L’auteur décrit avec précision l’histoire particulière et parfois inédite de plusieurs de ces îles : leur peuplement initial, les migrations, la vie quotidienne, certains événements marquants comme les inondations de 1865, 1896 et 1971, ou encore les embâcles tout aussi dévastateurs (p. 170) ; on y présente des monuments et des lieux historiques, comme la gigantesque Église de la Visitation de l’Île Dupas (p. 92).

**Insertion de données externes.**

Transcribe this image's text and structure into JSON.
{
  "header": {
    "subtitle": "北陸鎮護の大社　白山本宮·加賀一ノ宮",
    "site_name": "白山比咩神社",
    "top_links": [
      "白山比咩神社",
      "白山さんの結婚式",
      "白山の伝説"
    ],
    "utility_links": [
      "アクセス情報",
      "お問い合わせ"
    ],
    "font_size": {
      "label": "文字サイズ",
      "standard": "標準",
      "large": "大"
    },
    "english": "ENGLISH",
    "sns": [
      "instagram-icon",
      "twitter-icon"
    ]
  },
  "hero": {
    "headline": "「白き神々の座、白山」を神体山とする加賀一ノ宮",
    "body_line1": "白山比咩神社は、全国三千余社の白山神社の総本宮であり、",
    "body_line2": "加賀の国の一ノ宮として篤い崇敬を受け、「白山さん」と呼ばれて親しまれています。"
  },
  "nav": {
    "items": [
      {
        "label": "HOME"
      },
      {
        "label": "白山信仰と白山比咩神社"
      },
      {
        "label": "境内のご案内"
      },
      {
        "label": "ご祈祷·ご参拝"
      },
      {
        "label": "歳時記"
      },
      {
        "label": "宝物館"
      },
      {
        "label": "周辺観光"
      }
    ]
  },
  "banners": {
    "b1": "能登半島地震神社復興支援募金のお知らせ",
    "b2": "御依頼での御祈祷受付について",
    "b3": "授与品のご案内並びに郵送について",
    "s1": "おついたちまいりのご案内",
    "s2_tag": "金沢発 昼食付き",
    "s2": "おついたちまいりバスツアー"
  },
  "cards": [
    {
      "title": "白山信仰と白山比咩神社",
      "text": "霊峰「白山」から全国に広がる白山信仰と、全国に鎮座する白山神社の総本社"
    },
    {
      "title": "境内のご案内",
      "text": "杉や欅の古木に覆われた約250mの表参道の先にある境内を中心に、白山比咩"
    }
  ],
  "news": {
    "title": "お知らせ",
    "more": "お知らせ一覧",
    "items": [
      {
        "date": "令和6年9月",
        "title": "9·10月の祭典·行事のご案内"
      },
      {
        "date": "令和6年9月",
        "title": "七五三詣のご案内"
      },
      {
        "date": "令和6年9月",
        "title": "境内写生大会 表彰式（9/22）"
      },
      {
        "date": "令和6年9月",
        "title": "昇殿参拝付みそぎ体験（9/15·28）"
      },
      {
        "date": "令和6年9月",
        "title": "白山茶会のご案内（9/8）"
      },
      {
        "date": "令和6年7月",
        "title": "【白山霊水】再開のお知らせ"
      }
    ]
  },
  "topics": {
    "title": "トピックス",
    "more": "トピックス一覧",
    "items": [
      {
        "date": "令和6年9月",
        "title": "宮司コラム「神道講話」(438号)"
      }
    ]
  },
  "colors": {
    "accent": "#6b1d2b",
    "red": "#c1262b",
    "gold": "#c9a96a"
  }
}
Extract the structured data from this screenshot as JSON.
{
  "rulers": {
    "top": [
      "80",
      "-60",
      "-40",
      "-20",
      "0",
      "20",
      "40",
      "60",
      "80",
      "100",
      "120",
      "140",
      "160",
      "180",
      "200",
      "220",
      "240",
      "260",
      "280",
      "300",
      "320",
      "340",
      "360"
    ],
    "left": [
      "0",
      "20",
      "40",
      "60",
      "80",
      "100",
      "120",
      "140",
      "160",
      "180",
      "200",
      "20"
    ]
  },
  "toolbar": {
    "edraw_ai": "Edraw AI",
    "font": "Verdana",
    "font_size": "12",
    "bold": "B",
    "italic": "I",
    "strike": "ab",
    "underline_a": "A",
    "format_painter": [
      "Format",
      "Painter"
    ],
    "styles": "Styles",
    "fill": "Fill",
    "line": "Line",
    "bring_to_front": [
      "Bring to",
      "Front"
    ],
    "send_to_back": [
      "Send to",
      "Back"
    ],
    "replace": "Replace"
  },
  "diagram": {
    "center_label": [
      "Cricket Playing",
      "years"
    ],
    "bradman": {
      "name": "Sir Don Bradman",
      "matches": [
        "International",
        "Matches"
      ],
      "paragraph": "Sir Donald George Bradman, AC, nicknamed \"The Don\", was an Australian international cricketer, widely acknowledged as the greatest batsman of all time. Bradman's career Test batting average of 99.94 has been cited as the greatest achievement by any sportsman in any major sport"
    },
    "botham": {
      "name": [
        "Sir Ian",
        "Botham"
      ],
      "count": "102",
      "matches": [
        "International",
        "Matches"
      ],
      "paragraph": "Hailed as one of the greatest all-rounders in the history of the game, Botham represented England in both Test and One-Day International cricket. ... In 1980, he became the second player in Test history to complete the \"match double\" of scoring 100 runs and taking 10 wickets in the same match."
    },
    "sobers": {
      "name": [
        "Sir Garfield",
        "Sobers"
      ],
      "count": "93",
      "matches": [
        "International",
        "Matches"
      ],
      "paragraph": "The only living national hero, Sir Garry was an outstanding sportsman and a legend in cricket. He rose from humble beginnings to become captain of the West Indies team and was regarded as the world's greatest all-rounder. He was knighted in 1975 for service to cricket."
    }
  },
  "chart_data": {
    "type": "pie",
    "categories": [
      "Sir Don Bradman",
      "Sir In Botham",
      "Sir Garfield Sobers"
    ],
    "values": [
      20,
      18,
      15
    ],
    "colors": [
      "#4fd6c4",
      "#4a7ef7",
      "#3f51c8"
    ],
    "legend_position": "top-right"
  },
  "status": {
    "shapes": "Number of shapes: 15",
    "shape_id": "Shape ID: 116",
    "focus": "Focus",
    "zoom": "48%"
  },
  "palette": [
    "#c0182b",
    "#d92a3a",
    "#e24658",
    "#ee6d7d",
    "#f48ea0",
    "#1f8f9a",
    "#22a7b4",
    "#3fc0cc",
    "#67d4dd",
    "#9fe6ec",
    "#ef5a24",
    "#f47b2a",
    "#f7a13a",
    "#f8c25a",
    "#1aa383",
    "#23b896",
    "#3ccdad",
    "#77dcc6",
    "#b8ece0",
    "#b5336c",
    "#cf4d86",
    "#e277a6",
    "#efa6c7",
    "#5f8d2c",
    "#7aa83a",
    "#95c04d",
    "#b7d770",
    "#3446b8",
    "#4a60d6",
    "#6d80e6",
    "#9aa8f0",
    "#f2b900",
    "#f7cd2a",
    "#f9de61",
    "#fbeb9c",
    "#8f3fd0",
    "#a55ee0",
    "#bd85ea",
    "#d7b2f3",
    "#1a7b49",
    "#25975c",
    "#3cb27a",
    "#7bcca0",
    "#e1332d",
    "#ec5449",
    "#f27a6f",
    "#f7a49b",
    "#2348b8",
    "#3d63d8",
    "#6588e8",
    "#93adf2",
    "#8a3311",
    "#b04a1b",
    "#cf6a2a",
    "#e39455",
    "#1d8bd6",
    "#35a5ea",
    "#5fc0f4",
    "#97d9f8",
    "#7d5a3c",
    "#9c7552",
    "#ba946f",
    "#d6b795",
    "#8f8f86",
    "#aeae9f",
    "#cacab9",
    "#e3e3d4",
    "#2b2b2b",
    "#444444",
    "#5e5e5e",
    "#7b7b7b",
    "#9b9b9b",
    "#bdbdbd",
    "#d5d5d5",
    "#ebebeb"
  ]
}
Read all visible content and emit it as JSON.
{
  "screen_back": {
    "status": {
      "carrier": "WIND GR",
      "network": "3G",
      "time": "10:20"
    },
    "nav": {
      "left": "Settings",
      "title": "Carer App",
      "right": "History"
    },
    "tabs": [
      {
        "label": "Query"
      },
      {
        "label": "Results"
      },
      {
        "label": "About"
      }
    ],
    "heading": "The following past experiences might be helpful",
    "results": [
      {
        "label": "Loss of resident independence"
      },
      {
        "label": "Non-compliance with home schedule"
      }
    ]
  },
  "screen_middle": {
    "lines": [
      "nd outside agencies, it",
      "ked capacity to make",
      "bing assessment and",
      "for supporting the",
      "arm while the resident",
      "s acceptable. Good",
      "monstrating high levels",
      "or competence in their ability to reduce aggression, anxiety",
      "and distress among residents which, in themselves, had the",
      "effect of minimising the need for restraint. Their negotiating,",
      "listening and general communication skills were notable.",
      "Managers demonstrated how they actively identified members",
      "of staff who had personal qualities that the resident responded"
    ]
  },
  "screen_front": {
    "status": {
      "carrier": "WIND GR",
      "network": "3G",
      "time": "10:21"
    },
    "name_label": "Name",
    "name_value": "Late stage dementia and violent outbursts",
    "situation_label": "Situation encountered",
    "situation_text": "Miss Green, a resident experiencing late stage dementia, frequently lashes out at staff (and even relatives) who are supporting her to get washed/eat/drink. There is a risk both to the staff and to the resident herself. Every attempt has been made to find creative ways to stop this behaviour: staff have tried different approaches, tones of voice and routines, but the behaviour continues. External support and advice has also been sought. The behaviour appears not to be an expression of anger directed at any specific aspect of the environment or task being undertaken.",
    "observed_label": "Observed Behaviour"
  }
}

Ce livre original témoigne de quelque chose de fascinant : on y découvre qu’une vie intense se déroulait sur ces îles, à petite échelle, au cours des quatre siè cles passés, ce qui est exceptionnel dans un contexte nord-américain. De plus, on comprend qu’il s’agit aujourd’hui encore d’un endroit privilégié, non seulement pour la chasse, la pêche et la motoneige, mais simplement pour l’observation de la nature et de la vie sauvage. Plusieurs espèces animales sont ici présentées : la bernache du Canada, l’oie des neiges, le canard barboteur, etc. (p. 47). En outre, ce beau livre de Christian Morissonneau contient une centaine de photographies (pour la plupart de Pierre Phillipe Brunet et de l’auteur), toutes contemporaines et en couleurs, qui illustrent pleinement la beauté de ces lieux. Malheureusement, les sources et les références bibliographiques ne sont pas toujours précisées au fil du texte (p. 85). Les amateurs de plein air et d’histoire régionale apprécieront particulièrement cet ouvrage.